Four Democratic congressman from Georgia –- Reps. John Lewis, David Scott, Sanford Bishop and Hank Johnson -– wrote a letter to Deal on Friday urging him to expand Medicaid as ‘‘the right thing to do and a good deal for Georgia.’’

“In Georgia, working people are currently eligible for Medicaid only if their incomes do not exceed 50 percent of the federal poverty level (or about $9,500 for a family of three), while adults without dependent children are not currently eligible at any income level,’’ the letter said. “As a result, 55 percent of adults below poverty are uninsured in Georgia. . . . This is unacceptable, and leads to poor health outcomes and increased costs as these Georgians seek care at the emergency room for untreated illness. ‘’

Not expanding would hurt the safety-net hospitals that serve the uninsured poor, Kaiser Health News noted.

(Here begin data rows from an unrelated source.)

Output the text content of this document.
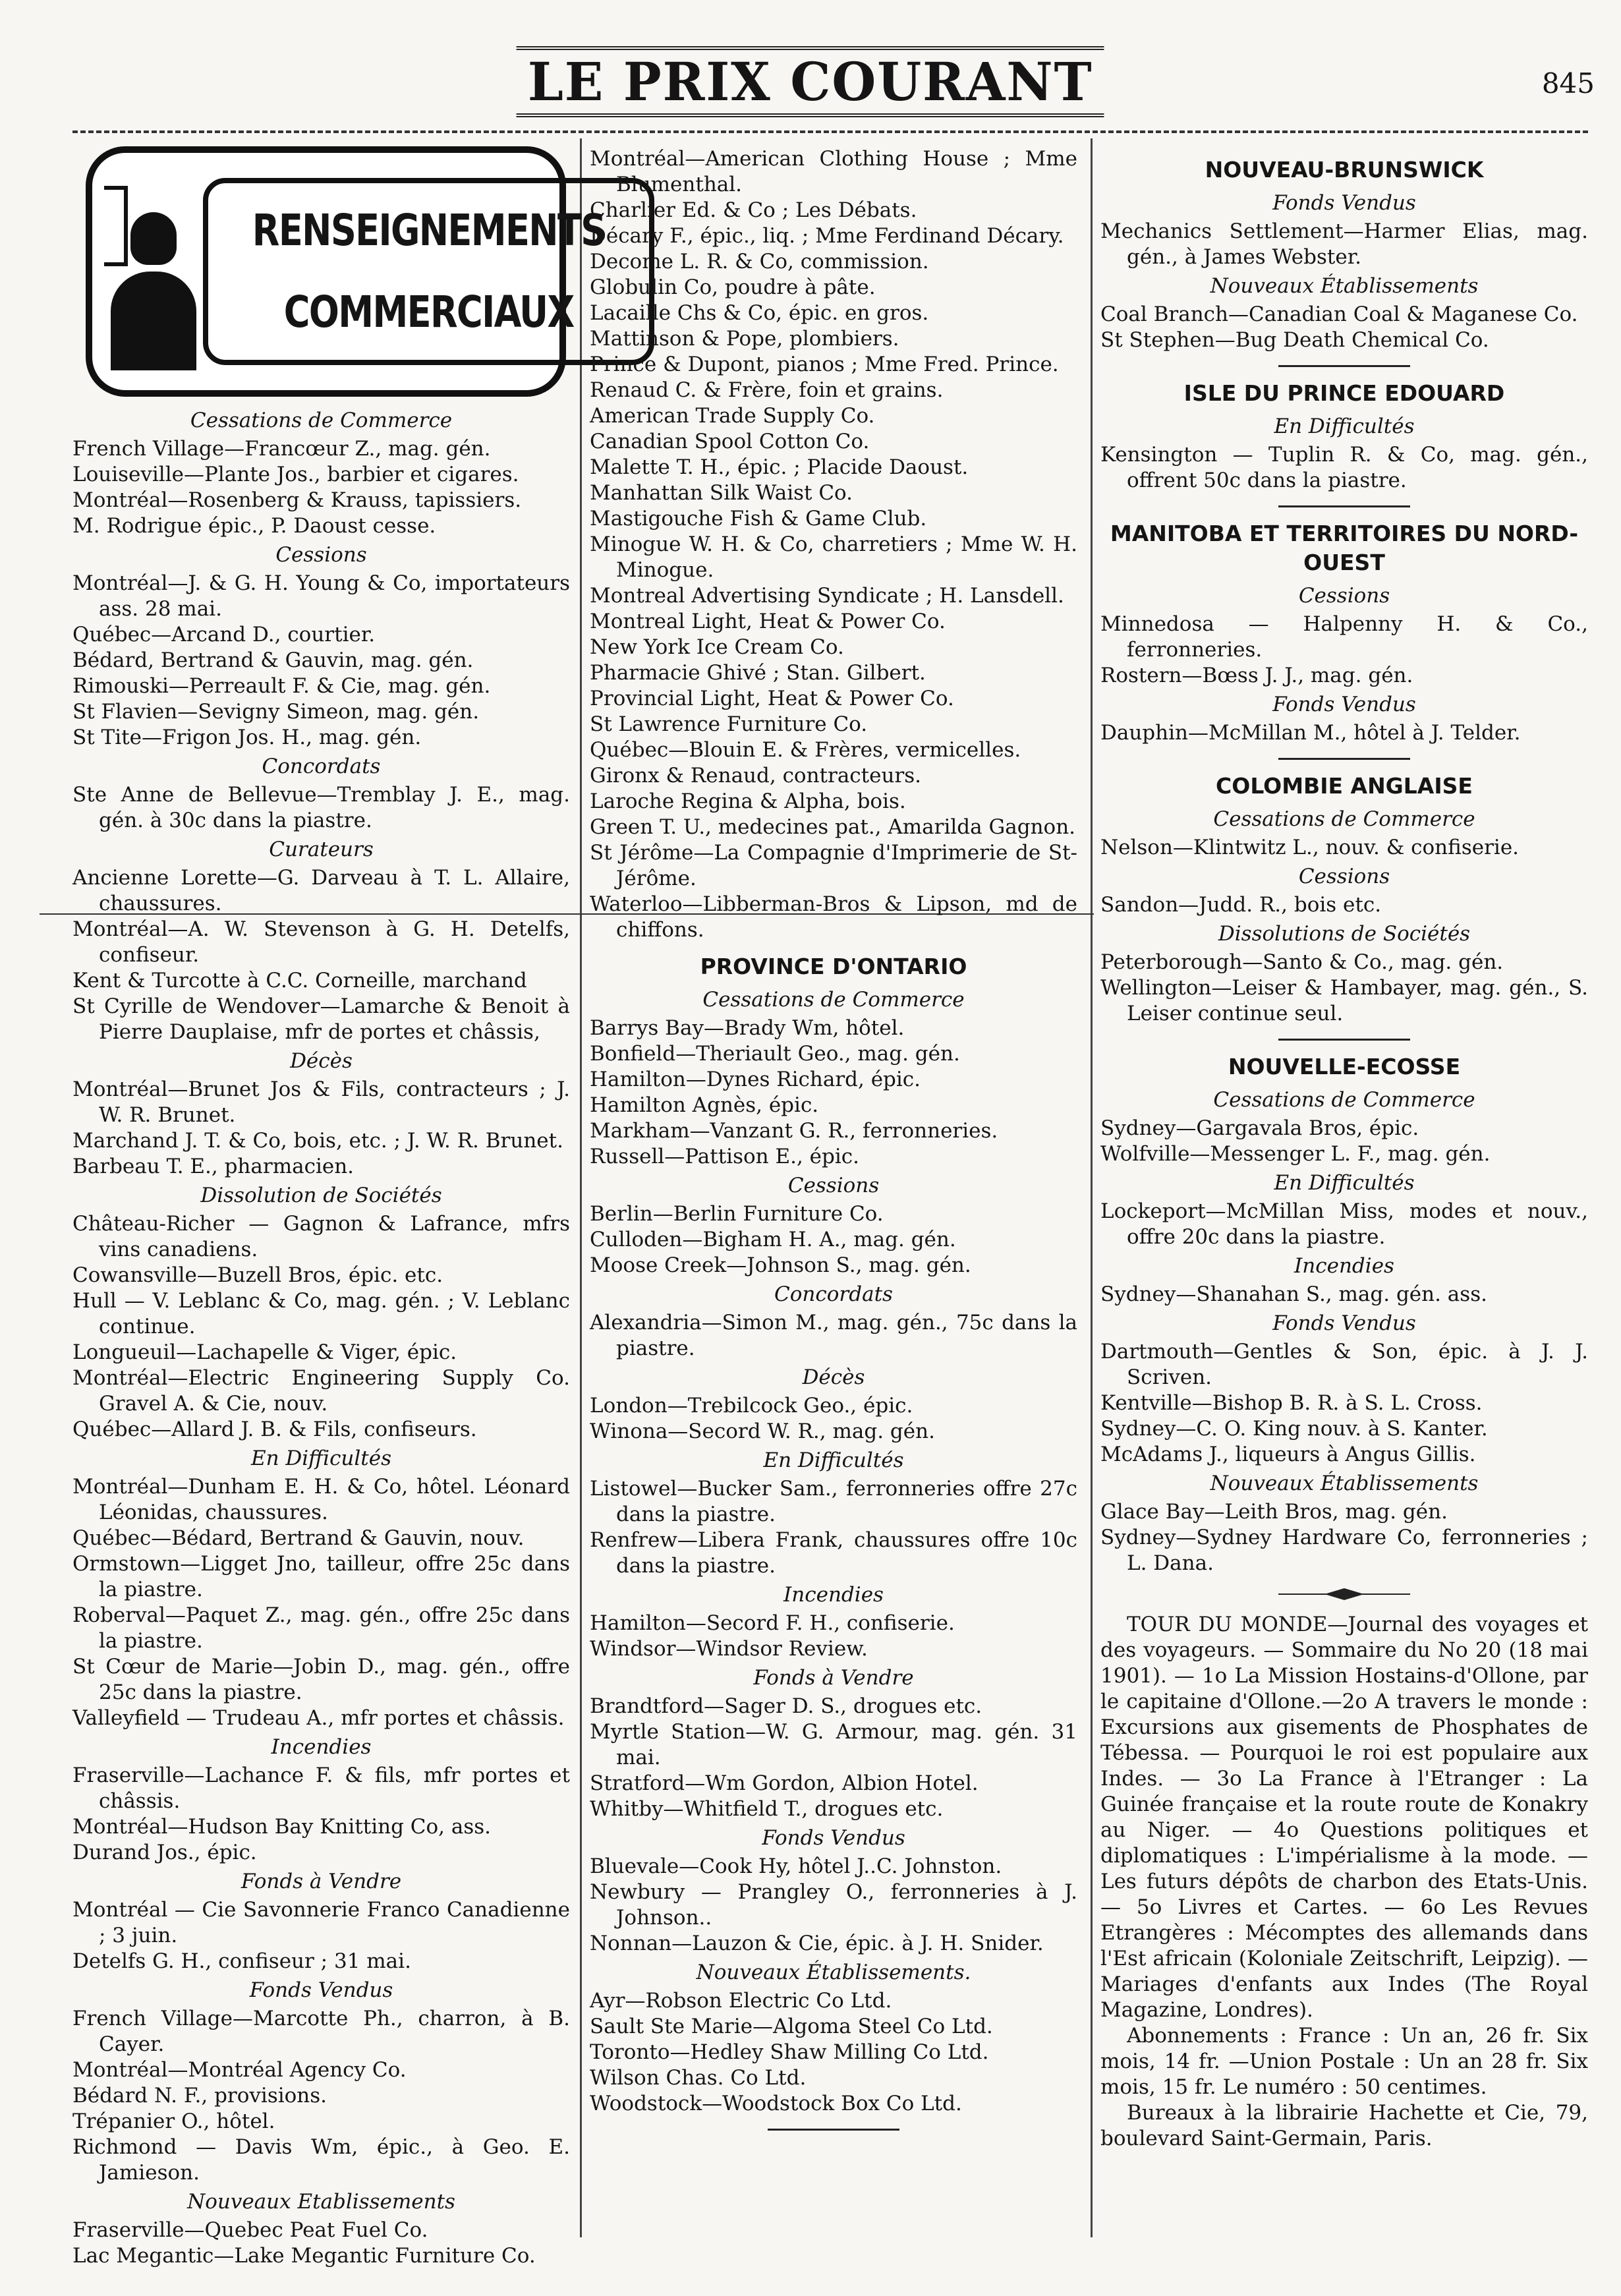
LE PRIX COURANT	845
RENSEIGNEMENTS
COMMERCIAUX
Cessations de Commerce
French Village—Francœur Z., mag. gén.
Louiseville—Plante Jos., barbier et cigares.
Montréal—Rosenberg & Krauss, tapissiers.
M. Rodrigue épic., P. Daoust cesse.
Cessions
Montréal—J. & G. H. Young & Co, importateurs ass. 28 mai.
Québec—Arcand D., courtier.
Bédard, Bertrand & Gauvin, mag. gén.
Rimouski—Perreault F. & Cie, mag. gén.
St Flavien—Sevigny Simeon, mag. gén.
St Tite—Frigon Jos. H., mag. gén.
Concordats
Ste Anne de Bellevue—Tremblay J. E., mag. gén. à 30c dans la piastre.
Curateurs
Ancienne Lorette—G. Darveau à T. L. Allaire, chaussures.
Montréal—A. W. Stevenson à G. H. Detelfs, confiseur.
Kent & Turcotte à C.C. Corneille, marchand
St Cyrille de Wendover—Lamarche & Benoit à Pierre Dauplaise, mfr de portes et châssis,
Décès
Montréal—Brunet Jos & Fils, contracteurs ; J. W. R. Brunet.
Marchand J. T. & Co, bois, etc. ; J. W. R. Brunet.
Barbeau T. E., pharmacien.
Dissolution de Sociétés
Château-Richer — Gagnon & Lafrance, mfrs vins canadiens.
Cowansville—Buzell Bros, épic. etc.
Hull — V. Leblanc & Co, mag. gén. ; V. Leblanc continue.
Longueuil—Lachapelle & Viger, épic.
Montréal—Electric Engineering Supply Co. Gravel A. & Cie, nouv.
Québec—Allard J. B. & Fils, confiseurs.
En Difficultés
Montréal—Dunham E. H. & Co, hôtel. Léonard Léonidas, chaussures.
Québec—Bédard, Bertrand & Gauvin, nouv.
Ormstown—Ligget Jno, tailleur, offre 25c dans la piastre.
Roberval—Paquet Z., mag. gén., offre 25c dans la piastre.
St Cœur de Marie—Jobin D., mag. gén., offre 25c dans la piastre.
Valleyfield — Trudeau A., mfr portes et châssis.
Incendies
Fraserville—Lachance F. & fils, mfr portes et châssis.
Montréal—Hudson Bay Knitting Co, ass.
Durand Jos., épic.
Fonds à Vendre
Montréal — Cie Savonnerie Franco Canadienne ; 3 juin.
Detelfs G. H., confiseur ; 31 mai.
Fonds Vendus
French Village—Marcotte Ph., charron, à B. Cayer.
Montréal—Montréal Agency Co.
Bédard N. F., provisions.
Trépanier O., hôtel.
Richmond — Davis Wm, épic., à Geo. E. Jamieson.
Nouveaux Etablissements
Fraserville—Quebec Peat Fuel Co.
Lac Megantic—Lake Megantic Furniture Co.
Montréal—American Clothing House ; Mme Blumenthal.
Charlier Ed. & Co ; Les Débats.
Décary F., épic., liq. ; Mme Ferdinand Décary.
Decome L. R. & Co, commission.
Globulin Co, poudre à pâte.
Lacaille Chs & Co, épic. en gros.
Mattinson & Pope, plombiers.
Prince & Dupont, pianos ; Mme Fred. Prince.
Renaud C. & Frère, foin et grains.
American Trade Supply Co.
Canadian Spool Cotton Co.
Malette T. H., épic. ; Placide Daoust.
Manhattan Silk Waist Co.
Mastigouche Fish & Game Club.
Minogue W. H. & Co, charretiers ; Mme W. H. Minogue.
Montreal Advertising Syndicate ; H. Lansdell.
Montreal Light, Heat & Power Co.
New York Ice Cream Co.
Pharmacie Ghivé ; Stan. Gilbert.
Provincial Light, Heat & Power Co.
St Lawrence Furniture Co.
Québec—Blouin E. & Frères, vermicelles.
Gironx & Renaud, contracteurs.
Laroche Regina & Alpha, bois.
Green T. U., medecines pat., Amarilda Gagnon.
St Jérôme—La Compagnie d'Imprimerie de St-Jérôme.
Waterloo—Libberman-Bros & Lipson, md de chiffons.
PROVINCE D'ONTARIO
Cessations de Commerce
Barrys Bay—Brady Wm, hôtel.
Bonfield—Theriault Geo., mag. gén.
Hamilton—Dynes Richard, épic.
Hamilton Agnès, épic.
Markham—Vanzant G. R., ferronneries.
Russell—Pattison E., épic.
Cessions
Berlin—Berlin Furniture Co.
Culloden—Bigham H. A., mag. gén.
Moose Creek—Johnson S., mag. gén.
Concordats
Alexandria—Simon M., mag. gén., 75c dans la piastre.
Décès
London—Trebilcock Geo., épic.
Winona—Secord W. R., mag. gén.
En Difficultés
Listowel—Bucker Sam., ferronneries offre 27c dans la piastre.
Renfrew—Libera Frank, chaussures offre 10c dans la piastre.
Incendies
Hamilton—Secord F. H., confiserie.
Windsor—Windsor Review.
Fonds à Vendre
Brandtford—Sager D. S., drogues etc.
Myrtle Station—W. G. Armour, mag. gén. 31 mai.
Stratford—Wm Gordon, Albion Hotel.
Whitby—Whitfield T., drogues etc.
Fonds Vendus
Bluevale—Cook Hy, hôtel J..C. Johnston.
Newbury — Prangley O., ferronneries à J. Johnson..
Nonnan—Lauzon & Cie, épic. à J. H. Snider.
Nouveaux Établissements.
Ayr—Robson Electric Co Ltd.
Sault Ste Marie—Algoma Steel Co Ltd.
Toronto—Hedley Shaw Milling Co Ltd.
Wilson Chas. Co Ltd.
Woodstock—Woodstock Box Co Ltd.
NOUVEAU-BRUNSWICK
Fonds Vendus
Mechanics Settlement—Harmer Elias, mag. gén., à James Webster.
Nouveaux Établissements
Coal Branch—Canadian Coal & Maganese Co.
St Stephen—Bug Death Chemical Co.
ISLE DU PRINCE EDOUARD
En Difficultés
Kensington — Tuplin R. & Co, mag. gén., offrent 50c dans la piastre.
MANITOBA ET TERRITOIRES DU NORD-OUEST
Cessions
Minnedosa — Halpenny H. & Co., ferronneries.
Rostern—Bœss J. J., mag. gén.
Fonds Vendus
Dauphin—McMillan M., hôtel à J. Telder.
COLOMBIE ANGLAISE
Cessations de Commerce
Nelson—Klintwitz L., nouv. & confiserie.
Cessions
Sandon—Judd. R., bois etc.
Dissolutions de Sociétés
Peterborough—Santo & Co., mag. gén.
Wellington—Leiser & Hambayer, mag. gén., S. Leiser continue seul.
NOUVELLE-ECOSSE
Cessations de Commerce
Sydney—Gargavala Bros, épic.
Wolfville—Messenger L. F., mag. gén.
En Difficultés
Lockeport—McMillan Miss, modes et nouv., offre 20c dans la piastre.
Incendies
Sydney—Shanahan S., mag. gén. ass.
Fonds Vendus
Dartmouth—Gentles & Son, épic. à J. J. Scriven.
Kentville—Bishop B. R. à S. L. Cross.
Sydney—C. O. King nouv. à S. Kanter.
McAdams J., liqueurs à Angus Gillis.
Nouveaux Établissements
Glace Bay—Leith Bros, mag. gén.
Sydney—Sydney Hardware Co, ferronneries ; L. Dana.
TOUR DU MONDE—Journal des voyages et des voyageurs. — Sommaire du No 20 (18 mai 1901). — 1o La Mission Hostains-d'Ollone, par le capitaine d'Ollone.—2o A travers le monde : Excursions aux gisements de Phosphates de Tébessa. — Pourquoi le roi est populaire aux Indes. — 3o La France à l'Etranger : La Guinée française et la route route de Konakry au Niger. — 4o Questions politiques et diplomatiques : L'impérialisme à la mode. — Les futurs dépôts de charbon des Etats-Unis. — 5o Livres et Cartes. — 6o Les Revues Etrangères : Mécomptes des allemands dans l'Est africain (Koloniale Zeitschrift, Leipzig). — Mariages d'enfants aux Indes (The Royal Magazine, Londres).
Abonnements : France : Un an, 26 fr. Six mois, 14 fr. —Union Postale : Un an 28 fr. Six mois, 15 fr. Le numéro : 50 centimes.
Bureaux à la librairie Hachette et Cie, 79, boulevard Saint-Germain, Paris.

Not only would the hospitals miss out on the expansion of Medicaid coverage, but over time the health act reduces the Medicare and Medicaid surpluses they collect for handling a disproportionate share of low-income patients.

“If a state chose not to participate in the expansion, the poorest of the poor would be impacted,” John Haupert, CEO of Grady Health System, told KHN.

If Georgia opts out of the Medicaid expansion and Congress doesn’t change the rules, the hospital will be forced to turn for more funding to the counties it serves, he said to KHN, “and they are not in a position to make up that difference right now.”

Meanwhile, Cook, the head of the state’s Medicaid agency, said the court’s ruling could lead to ‘‘whole new approach on Medicaid.’’

“It’s interesting that Georgia and the states have been calling for more flexibility’’ on Medicaid, he told GHN. “The court agreed the states needed more flexibility.’’

Cook said that the program could go to a block grant, where a state would get a defined amount of money from the federal government to run its program as it wants.

Deal has said he supports that idea.

Cook said he doesn’t see the ruling affecting the timetable for the redesign decision, which the state still expects to make sometime this summer.

“One of the options on the table is to not do something, and wait for the dust to settle,’’ he said.

That’s an outcome that some in the health care industry already think is likely for the redesign: Keeping things basically the way they are, with a few tweaks.

Cook said that after the state makes its decision on the issue, the agency will continue to work with the task forces of stakeholders that have provided input to the redesign process.

But most health care experts turned this week to the expansion as the much bigger issue. As it stands now, vastly different health care systems could arise in different states –- depending on whether or not they accept the Medicaid expansion.

Zeldin said about half of Georgia’s uninsured stand to gain coverage through an expansion.

“Billions of dollars will flow directly to doctors and hospitals so that they can provide necessary medical care, and this infusion of resources into Georgia will spark growth in the health care sector and, in turn, the state’s economy,’’ she added.